Here is the thread that ties two Viasat patents together. The flexible-capacity constellation idea says capacity should follow demand. But a constellation cannot move capacity it cannot reshape, so somewhere there has to be an antenna that can actually bend its coverage. This grant is that somewhere.
The grant US11265078B2, classified in H04B 7/18515 and H04B 7/18541 (satellite-communications beamforming), claims flexible beamforming. The inventor team, led by Mark J. Miller, is describing how the satellite forms and steers beams so coverage and capacity can be reallocated in software rather than frozen at design time.

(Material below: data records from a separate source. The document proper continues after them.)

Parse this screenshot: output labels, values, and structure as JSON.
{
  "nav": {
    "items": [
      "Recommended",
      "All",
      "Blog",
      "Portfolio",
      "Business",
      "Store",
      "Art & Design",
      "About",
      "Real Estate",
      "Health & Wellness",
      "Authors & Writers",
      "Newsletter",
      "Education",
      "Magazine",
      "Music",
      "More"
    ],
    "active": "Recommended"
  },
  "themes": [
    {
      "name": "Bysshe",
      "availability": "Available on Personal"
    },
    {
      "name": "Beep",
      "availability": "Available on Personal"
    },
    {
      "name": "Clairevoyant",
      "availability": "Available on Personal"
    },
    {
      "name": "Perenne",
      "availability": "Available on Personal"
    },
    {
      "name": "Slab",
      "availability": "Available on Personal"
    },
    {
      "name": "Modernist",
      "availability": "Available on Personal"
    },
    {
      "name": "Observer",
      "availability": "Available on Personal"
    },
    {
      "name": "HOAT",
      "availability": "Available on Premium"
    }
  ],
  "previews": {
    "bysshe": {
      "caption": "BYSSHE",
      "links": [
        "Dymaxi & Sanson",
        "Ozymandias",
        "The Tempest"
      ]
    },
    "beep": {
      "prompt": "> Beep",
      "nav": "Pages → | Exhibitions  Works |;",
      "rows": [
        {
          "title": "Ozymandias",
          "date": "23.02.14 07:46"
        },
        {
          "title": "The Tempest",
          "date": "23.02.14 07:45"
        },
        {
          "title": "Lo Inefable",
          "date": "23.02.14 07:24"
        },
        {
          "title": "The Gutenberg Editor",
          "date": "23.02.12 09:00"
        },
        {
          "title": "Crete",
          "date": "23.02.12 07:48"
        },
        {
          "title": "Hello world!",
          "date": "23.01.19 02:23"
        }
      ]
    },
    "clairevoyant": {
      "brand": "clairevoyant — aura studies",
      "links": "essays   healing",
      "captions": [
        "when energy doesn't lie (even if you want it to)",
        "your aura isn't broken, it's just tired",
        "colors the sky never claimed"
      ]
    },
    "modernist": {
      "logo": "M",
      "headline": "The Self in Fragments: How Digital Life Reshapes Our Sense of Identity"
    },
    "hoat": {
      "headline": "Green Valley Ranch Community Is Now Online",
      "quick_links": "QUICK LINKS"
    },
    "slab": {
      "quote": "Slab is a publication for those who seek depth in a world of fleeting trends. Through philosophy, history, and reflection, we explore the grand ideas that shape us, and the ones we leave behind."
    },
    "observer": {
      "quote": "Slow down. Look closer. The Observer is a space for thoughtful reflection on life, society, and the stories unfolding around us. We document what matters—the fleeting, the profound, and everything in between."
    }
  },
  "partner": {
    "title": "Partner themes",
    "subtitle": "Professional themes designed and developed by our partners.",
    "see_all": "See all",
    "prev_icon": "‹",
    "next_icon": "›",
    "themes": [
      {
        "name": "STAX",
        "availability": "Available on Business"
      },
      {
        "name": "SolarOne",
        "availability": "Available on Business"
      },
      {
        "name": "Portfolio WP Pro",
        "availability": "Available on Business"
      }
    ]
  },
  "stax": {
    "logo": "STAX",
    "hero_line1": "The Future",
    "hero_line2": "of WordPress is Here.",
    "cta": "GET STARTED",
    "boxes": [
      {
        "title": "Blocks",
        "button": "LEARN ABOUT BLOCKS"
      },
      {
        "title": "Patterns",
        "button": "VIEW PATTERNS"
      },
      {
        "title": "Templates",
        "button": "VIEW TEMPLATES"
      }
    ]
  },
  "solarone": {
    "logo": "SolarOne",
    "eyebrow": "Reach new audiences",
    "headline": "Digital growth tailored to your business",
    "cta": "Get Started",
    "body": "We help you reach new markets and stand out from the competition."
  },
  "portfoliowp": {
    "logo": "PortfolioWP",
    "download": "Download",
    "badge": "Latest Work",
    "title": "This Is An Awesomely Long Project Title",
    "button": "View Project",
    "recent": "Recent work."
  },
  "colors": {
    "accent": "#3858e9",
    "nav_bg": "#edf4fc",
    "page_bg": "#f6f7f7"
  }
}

Zoom out for a second on why this is the harder half. Deciding to move capacity is a scheduling problem; being able to move it is an RF and signal-processing problem. Flexible beamforming is the mechanism that turns the capacity-allocation policy into a physical reality, shaping where the energy actually lands.
Read it alongside the earlier flexible-capacity constellation grant (US10707952B2) and you see a coherent two-layer strategy: a coordination layer that decides where capacity should go, and a beamforming layer that physically delivers it there. Three documents, one story; the policy and the mechanism were patented as a pair.
The accessible way to picture it: a fixed-beam satellite is a stadium with permanently assigned seats, full in one section and empty in another. A flexible-beamforming satellite can quietly slide the seating to wherever the crowd actually is. The 2021-era filing is the engineering of that sliding.
Watch this: as direct-to-cell and on-demand broadband push demand to be ever more unpredictable, the value of flexible beamforming rises. The patent is a marker of where Viasat bet the antenna, not just the constellation, would have to become reconfigurable.